First I want to say that I hope the community will continue to vote on this issue while discussion is underway about whether or not Rick will veto. I am sure the next person to take a shot at this will appreciate knowing where everyone stands even if it doesn't pass this round. See http://db.apache.org/decisions.html for responsibilities and definitions of voting. I think this is a consensus vote.

Rick Hillegas wrote:


Just want to make sure we have realistic expectations for this vote: Since we are not bulk-reformatting the code, even after this vote Derby won't conform to the db project guidelines.

Yes, my hope is that incrementally we can reach a point where we conform to the db project guidelines. The question is how much closer we can get to that now. I tend to think, the lack of such a convention for Derby was just a serious oversight in allowing Derby to graduate incubation.
The guidelines don't specify how extensive the hard-and-fast rules have to be. To date, here are the only ones I think we have discussed extensively:

1) No tabs.
2) Indentation stops set at 4 spaces.
3) Line length not to exceed 80 characters.

To this, with the community's approval, I would add

0) Write clearly.

A good enough coding standard would be these 4 hard-and-fast rules plus a pointer to a non-binding style primer. Let's keep it simple and focus on the issues which actually bothered us.

If incremental consensus has to start there, I suppose it could, but I don't think it would qualify as a "well-defined convention" and I do think we would need to adopt a well-defined convention in the future in our work to comply with the db project guidelines. I am curious for matters of db project guidelines, who could answer what level of specificity is required.

I disagree that this would solve all the issues. I think still there would be issues with IDE's reformatting code, various religious discussions around particular changes and the core problem would remain (even after removal of the note) that a new developer can't rely upon setting their IDE to some documented convention and be sure they won't get into trouble with it. I think we need to be setup so it is easy to join the project and make a fix. Those making changes for style need to make sure that their style decisions are not going to interfere with anyone using the documented convention and that is it. That is not possible with the 4 rules and primer pointer wording.

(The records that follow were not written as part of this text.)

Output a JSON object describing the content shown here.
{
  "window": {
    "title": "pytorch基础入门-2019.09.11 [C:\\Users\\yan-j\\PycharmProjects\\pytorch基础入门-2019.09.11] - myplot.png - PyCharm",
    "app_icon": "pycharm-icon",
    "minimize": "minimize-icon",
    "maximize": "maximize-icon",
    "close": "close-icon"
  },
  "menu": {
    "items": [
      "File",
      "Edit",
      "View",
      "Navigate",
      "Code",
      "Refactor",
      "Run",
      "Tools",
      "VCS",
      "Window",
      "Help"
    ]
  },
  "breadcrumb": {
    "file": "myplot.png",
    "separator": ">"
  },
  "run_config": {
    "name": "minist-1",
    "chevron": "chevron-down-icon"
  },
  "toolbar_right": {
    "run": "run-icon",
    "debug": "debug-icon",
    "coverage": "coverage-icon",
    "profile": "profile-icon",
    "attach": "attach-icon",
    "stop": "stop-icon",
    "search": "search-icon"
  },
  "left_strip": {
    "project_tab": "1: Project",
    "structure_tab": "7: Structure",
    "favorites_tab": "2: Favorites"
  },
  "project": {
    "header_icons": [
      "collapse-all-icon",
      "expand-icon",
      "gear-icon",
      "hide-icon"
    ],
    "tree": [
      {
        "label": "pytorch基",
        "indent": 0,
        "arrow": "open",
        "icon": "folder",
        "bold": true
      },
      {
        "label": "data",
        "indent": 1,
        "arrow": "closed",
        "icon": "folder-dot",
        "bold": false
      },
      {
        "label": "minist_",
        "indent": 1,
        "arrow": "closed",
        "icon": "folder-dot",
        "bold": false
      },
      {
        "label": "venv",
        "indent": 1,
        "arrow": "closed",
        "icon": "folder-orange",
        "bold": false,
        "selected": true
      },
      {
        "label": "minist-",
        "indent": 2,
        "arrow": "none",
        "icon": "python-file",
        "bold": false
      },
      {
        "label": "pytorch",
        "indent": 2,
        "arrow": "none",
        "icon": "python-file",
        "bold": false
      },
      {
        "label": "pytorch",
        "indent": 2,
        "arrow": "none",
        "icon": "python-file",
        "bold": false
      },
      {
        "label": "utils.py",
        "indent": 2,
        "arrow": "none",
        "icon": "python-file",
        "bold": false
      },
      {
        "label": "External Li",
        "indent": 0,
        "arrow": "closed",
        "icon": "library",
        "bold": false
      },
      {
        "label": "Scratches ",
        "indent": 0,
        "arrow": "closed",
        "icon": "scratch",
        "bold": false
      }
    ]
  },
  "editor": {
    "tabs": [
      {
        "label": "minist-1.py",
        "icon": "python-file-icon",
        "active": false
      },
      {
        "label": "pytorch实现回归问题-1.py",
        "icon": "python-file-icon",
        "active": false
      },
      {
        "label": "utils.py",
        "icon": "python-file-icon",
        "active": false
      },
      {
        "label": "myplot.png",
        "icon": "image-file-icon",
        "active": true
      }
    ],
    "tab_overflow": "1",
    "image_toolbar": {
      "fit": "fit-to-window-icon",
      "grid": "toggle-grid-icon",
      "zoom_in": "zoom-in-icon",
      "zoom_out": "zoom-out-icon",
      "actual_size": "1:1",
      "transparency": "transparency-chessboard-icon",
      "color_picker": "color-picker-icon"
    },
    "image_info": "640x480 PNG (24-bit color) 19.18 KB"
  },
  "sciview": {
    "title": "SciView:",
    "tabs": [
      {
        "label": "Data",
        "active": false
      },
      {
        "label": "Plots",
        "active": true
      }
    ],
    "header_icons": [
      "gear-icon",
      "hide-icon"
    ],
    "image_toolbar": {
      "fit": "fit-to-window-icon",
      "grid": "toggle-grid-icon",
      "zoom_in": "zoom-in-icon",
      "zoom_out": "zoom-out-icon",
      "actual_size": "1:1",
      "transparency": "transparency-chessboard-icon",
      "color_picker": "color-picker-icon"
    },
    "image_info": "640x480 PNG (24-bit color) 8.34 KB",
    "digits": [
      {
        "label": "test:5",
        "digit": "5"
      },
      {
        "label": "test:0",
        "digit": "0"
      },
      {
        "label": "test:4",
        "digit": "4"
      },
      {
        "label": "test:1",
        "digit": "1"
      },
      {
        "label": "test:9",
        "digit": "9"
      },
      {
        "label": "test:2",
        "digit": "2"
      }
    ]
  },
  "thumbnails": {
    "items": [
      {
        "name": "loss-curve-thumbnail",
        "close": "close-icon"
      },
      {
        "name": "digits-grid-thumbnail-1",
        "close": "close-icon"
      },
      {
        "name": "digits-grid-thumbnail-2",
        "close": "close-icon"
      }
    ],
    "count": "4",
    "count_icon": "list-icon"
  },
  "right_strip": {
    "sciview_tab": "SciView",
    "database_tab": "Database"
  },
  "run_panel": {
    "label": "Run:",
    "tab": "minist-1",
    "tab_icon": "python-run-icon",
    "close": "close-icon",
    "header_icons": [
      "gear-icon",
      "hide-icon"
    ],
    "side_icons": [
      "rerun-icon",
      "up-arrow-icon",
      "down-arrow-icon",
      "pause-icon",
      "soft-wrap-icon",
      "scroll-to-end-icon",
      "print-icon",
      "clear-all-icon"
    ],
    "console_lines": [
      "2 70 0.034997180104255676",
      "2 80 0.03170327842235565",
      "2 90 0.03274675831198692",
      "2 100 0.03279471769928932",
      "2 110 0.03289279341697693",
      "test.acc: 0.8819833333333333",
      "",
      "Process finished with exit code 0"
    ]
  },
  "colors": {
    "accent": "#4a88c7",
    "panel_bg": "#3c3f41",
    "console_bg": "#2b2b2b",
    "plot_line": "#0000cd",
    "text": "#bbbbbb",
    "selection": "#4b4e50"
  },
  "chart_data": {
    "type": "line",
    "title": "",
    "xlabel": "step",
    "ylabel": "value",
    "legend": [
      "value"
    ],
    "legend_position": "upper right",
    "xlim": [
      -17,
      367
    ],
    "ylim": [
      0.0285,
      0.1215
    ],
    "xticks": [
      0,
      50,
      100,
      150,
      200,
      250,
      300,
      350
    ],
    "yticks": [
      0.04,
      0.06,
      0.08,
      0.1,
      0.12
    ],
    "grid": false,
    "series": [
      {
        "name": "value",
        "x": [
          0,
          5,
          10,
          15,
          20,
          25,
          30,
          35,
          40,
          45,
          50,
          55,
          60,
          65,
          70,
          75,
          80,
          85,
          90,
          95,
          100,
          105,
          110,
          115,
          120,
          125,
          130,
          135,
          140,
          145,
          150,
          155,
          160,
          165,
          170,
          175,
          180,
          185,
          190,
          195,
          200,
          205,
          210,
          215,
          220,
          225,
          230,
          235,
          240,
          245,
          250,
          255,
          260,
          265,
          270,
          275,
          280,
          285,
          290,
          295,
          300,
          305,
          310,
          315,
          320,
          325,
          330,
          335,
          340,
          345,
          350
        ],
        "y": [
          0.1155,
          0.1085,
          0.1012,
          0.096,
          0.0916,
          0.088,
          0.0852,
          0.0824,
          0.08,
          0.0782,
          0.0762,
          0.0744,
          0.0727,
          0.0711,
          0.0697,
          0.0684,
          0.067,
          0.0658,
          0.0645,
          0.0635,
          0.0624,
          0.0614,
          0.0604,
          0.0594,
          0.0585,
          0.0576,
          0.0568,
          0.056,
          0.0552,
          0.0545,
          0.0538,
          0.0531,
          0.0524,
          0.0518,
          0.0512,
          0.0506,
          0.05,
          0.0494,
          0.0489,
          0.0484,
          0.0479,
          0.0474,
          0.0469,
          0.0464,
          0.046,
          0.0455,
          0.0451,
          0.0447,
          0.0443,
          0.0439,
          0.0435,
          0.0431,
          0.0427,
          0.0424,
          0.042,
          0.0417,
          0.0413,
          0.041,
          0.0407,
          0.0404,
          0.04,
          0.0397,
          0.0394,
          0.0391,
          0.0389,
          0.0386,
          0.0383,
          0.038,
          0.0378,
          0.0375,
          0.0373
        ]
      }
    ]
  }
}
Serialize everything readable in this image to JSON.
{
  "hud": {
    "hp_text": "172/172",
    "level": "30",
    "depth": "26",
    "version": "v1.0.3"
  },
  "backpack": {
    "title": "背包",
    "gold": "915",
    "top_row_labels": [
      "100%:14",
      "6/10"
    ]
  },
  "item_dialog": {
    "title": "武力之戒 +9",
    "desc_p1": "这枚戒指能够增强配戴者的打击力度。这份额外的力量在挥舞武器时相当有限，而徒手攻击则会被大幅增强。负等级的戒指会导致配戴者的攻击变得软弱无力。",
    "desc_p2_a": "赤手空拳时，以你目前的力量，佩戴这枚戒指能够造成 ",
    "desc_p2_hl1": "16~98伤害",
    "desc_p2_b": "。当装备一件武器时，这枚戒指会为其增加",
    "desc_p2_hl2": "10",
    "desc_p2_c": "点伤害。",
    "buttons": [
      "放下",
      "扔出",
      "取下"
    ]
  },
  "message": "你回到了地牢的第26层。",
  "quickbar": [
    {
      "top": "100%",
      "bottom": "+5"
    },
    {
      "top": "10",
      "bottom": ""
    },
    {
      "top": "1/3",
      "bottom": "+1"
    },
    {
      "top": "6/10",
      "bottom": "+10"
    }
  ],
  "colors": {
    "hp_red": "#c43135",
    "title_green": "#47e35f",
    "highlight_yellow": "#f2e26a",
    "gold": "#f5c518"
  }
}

It is different from closed source where we might expect some small group of core developers to learn how to work around and integrate each other's styles. ( I actually have a .emacs file that seems to have the beginning of this conversation years ago, I am not even sure who wrote it or who "I" is in this context, but it has various commented out sections and says .." Nat's favorite is ... Ame's said .... I like it like ... We still haven't decided about switch statements" etc.) This kind of thing does not scale well to an open source project with potentially hundreds of contributors all showing up to build great extensions and and make fixes just want to know some format to use that won't get them into trouble. They don't really care what color the shed is, just give them something that works and if we are not militant about it and allow variations that make sense and don't interfere, then we are covered.

I think we should publish the convention as proposed and our ultimate goal should be that anyone formatting their code in this way is not going have to ever redo their patch based on formatting issues.